LIFE-WORK ENDED?

‘It is his (Buchman's) and the Board's purpose’, record the Ministerium's minutes for June 1905, ‘to actualise as nearly as possible the Christian family life, with all its comforts, refinements and wholesome influences.’ Nor, at this stage, did either Buchman or the Ministerium consider economic self-sufficiency critical. Although it was hoped to make the hospice self-sustaining, the minutes went on, ‘its very purpose might be defeated were an effort made to make it altogether so ... The deficit... will have to be covered from the Treasury of the society.’ The Ministerium had rented premises for this first Luther Hospice for Young Men at 157 N 20th Street for $2,000 a year, a sum which, in fact, made breaking even virtually impossible.

That was the understanding on which Buchman took the job of ‘housefather’, at $600 a year, with ‘general charge of the house in material and spiritual things under the direction of the Board’.35 Unfortunately, the chairman of the Board, Dr J. F. Ohl, was determined that the hospice should make the balancing of its books a priority and, indeed, regarded fund-raising as one of the housefather's principal jobs. Although he had, as Superintendent, been the sole signatory of the original terms of reference as set out in the minutes, it soon became clear that, so far as he was concerned, they might never have existed. Ohl was a musician, a liturgical scholar and a student of social movements, and known as a prickly character.

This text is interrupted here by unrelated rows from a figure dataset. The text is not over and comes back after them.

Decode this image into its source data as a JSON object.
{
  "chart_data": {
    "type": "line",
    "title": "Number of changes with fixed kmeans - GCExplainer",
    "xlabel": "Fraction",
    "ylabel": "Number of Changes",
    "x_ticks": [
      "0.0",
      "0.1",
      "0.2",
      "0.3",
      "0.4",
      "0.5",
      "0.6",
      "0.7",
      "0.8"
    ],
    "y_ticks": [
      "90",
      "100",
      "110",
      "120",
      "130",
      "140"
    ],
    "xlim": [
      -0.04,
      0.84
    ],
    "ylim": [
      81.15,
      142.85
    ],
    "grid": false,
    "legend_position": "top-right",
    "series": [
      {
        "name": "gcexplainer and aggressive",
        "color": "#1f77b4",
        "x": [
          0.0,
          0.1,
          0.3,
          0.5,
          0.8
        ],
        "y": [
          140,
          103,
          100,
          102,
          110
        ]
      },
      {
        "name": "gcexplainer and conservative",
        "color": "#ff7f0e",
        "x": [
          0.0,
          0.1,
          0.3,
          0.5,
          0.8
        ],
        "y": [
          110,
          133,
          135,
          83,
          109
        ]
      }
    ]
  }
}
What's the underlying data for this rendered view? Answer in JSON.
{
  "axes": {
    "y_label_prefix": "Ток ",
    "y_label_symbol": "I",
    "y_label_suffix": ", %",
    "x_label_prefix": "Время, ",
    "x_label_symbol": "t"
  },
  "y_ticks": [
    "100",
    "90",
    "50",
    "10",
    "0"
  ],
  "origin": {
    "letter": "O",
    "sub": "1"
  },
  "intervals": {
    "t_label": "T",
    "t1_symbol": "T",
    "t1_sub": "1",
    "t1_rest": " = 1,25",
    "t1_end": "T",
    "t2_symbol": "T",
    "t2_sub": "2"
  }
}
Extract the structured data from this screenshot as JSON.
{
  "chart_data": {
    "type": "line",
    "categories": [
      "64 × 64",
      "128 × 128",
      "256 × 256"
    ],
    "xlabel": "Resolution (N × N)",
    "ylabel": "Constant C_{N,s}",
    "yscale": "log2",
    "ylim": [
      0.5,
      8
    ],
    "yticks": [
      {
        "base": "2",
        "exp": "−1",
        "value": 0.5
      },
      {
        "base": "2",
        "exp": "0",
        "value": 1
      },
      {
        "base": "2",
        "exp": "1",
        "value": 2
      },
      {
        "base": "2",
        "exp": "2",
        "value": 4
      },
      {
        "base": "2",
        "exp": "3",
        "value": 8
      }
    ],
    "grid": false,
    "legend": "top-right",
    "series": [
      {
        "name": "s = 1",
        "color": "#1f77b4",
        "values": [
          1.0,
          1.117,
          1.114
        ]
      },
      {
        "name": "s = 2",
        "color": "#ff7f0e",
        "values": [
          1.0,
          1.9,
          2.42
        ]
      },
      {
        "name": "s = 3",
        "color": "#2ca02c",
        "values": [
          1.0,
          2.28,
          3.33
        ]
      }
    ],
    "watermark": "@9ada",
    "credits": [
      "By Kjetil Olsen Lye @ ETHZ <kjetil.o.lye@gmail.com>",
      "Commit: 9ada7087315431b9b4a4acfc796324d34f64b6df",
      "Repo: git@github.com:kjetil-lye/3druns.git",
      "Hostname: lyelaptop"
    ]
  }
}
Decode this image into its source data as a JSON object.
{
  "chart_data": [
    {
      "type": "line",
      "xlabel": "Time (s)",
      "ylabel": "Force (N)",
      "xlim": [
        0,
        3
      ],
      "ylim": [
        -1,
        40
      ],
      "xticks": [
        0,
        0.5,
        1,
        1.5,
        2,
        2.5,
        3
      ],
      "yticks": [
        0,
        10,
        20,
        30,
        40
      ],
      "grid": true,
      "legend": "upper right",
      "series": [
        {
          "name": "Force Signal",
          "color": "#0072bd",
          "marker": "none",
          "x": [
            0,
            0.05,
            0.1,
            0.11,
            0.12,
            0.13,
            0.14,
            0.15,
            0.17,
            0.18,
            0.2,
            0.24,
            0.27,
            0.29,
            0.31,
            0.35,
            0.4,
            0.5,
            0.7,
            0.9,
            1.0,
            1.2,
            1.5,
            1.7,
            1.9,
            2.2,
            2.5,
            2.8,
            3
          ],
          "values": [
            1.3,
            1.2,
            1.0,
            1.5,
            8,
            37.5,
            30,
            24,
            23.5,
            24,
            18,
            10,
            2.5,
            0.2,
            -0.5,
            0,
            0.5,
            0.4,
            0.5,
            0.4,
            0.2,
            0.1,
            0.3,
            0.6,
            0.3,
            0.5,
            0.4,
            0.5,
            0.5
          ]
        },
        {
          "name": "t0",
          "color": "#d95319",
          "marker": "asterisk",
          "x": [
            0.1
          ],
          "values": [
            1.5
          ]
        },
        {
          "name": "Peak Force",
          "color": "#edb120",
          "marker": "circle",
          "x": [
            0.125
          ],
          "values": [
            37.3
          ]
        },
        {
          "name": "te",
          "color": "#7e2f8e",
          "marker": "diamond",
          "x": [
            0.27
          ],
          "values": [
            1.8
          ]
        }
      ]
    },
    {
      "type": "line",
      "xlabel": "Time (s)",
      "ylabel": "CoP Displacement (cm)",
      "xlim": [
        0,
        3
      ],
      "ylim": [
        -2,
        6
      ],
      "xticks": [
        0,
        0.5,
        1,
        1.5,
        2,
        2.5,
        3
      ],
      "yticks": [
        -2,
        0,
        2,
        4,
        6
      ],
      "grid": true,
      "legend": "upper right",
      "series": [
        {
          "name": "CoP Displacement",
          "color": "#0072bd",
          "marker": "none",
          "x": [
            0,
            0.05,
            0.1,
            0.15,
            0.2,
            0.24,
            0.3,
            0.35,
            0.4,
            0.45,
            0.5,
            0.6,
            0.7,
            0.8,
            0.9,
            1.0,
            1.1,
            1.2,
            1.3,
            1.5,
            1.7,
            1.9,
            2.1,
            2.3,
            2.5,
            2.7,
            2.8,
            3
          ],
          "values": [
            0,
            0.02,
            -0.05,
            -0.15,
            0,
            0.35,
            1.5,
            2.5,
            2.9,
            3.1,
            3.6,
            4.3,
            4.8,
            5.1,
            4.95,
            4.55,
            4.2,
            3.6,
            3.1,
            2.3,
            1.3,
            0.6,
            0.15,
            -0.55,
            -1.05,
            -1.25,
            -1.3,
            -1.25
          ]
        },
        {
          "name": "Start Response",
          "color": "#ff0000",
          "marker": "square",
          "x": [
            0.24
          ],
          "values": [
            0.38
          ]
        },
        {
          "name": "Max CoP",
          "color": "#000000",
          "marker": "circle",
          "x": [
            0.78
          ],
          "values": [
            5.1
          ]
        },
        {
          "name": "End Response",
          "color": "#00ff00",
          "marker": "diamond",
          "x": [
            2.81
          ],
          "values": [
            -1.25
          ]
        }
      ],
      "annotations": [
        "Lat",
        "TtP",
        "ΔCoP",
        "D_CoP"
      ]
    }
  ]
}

The two men found themselves in disagreement even before the hospice opened. Buchman had rented a cottage at Northfield, where he was taking daily Bible studies, as he did each year, and had invited Mary Hemphill, her sons and some of the young men from the Overbrook Hospiz to attend the Student Conference there with him. He was appointed as from 1 September and, having told the Board that he planned to return to Philadelphia on 26 August in ample time for the opening on 15 September, he was astonished to get a letter from Ohl pressing him to return sooner. It was essential, Ohl wrote, that the hospice should be completely full on the day it opened. Did Buchman not realise the cost if it were not? ‘Furthermore,’ he added, ‘I must point out that the Board does not like the word "Hospice" spelt “Hospiz”.'36 Buchman replied that he could not leave Northfield before the 26th, to which Ohl sent a charitable acquiescence.

The new hospice flourished as the old one had done. Buchman chose as housemother an elderly New Englander called Sarah Ward, who was a close family friend of Dwight Moody and whom Buchman had first met at Northfield. Between them, Buchman and Miss Ward managed to create an atmosphere which was both homely and friendly.

‘I believe I was expected, but certainly not that night,’ wrote one college student who stayed there for a summer. ‘Practically everyone had gone to bed; Mr Buchman had, I know. He was up immediately, however, and welcomed me in his dressing-gown as warmly as an old friend. I had scarcely been an hour in the town before I felt as much at home as in any place outside my native city.’